Lawmakers rejected the 25th month budgeting idea as a gimmick going into their one-day special session on Saturday. But the bipartisan budget deal still left a gap of more than $400 million yet to solve. And Gregoire's proposal leaves $98.6 million reserves, largely because of the funding shift.

Go here for the budget overview, here for Gregoire’s news release, here, and here for links to details in the plan.

Go here and here for some of our pieces on Gregoire's two-year budget plan, here for more links to its details, and here for a look at what happens to state employees under Gregoire's two-year budget.
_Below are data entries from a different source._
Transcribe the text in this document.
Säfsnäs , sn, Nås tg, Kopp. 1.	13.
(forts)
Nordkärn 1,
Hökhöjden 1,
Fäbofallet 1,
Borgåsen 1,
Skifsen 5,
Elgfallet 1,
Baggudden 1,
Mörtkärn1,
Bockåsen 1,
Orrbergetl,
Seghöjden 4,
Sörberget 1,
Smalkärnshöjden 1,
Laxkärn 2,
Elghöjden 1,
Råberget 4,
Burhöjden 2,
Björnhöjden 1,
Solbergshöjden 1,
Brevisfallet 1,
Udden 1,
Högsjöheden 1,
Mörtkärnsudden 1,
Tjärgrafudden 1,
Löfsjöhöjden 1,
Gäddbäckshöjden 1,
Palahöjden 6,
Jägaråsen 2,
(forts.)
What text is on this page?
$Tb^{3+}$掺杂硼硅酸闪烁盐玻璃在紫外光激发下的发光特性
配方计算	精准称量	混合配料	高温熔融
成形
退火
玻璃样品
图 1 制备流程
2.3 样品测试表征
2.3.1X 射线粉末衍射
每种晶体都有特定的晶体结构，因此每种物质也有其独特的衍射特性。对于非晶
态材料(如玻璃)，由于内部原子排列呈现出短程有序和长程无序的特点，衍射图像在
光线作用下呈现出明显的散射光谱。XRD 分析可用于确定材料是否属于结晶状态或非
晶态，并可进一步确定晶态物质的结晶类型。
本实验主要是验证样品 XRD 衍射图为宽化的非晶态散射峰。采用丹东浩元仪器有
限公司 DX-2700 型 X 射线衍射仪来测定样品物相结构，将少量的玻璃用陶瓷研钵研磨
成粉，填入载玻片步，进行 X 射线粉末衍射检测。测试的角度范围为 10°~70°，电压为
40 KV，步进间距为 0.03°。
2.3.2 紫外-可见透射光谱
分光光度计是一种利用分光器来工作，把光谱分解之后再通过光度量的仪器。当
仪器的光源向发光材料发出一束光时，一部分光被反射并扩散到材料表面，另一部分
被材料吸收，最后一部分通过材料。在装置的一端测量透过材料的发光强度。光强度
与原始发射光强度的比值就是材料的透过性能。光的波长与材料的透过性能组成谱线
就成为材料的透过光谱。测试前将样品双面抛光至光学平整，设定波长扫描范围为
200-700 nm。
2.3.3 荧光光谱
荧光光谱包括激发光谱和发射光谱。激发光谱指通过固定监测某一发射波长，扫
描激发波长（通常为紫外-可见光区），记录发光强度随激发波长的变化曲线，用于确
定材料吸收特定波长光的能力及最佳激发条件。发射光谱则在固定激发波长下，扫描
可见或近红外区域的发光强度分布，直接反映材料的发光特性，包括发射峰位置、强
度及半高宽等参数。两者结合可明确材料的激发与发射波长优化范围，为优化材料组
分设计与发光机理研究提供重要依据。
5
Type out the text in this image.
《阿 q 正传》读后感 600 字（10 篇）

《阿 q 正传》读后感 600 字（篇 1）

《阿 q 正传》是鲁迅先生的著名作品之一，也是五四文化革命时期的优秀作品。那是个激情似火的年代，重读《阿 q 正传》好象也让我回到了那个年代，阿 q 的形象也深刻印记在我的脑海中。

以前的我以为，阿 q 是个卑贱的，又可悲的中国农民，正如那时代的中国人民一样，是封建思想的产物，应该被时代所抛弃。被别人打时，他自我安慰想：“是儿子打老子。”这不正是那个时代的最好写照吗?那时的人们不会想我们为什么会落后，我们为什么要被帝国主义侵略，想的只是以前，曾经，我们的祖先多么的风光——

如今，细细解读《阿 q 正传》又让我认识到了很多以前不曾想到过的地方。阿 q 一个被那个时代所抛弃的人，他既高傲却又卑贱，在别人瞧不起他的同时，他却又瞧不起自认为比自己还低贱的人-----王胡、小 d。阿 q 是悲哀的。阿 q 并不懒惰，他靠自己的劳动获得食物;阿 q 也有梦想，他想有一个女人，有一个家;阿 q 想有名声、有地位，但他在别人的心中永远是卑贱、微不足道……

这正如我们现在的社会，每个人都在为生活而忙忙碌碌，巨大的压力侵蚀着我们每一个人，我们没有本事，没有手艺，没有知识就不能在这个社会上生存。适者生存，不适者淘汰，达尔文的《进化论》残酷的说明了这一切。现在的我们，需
Gregoire already is ordering about $110 million in across-the-board spending cuts through June, and the Legislature voted last Saturday to close another $588 million of the gap.

Over the next six months, Gregoire wants legislative authority to cut $42.1 million in class-size reduction money for the kindergarten-to-fourth-grade classes in public schools that had been appropriated in previous budgets, as well as $18 million in levy aid to tax-poor public-school districts, and shifting $253 million in aid to schools to July 1.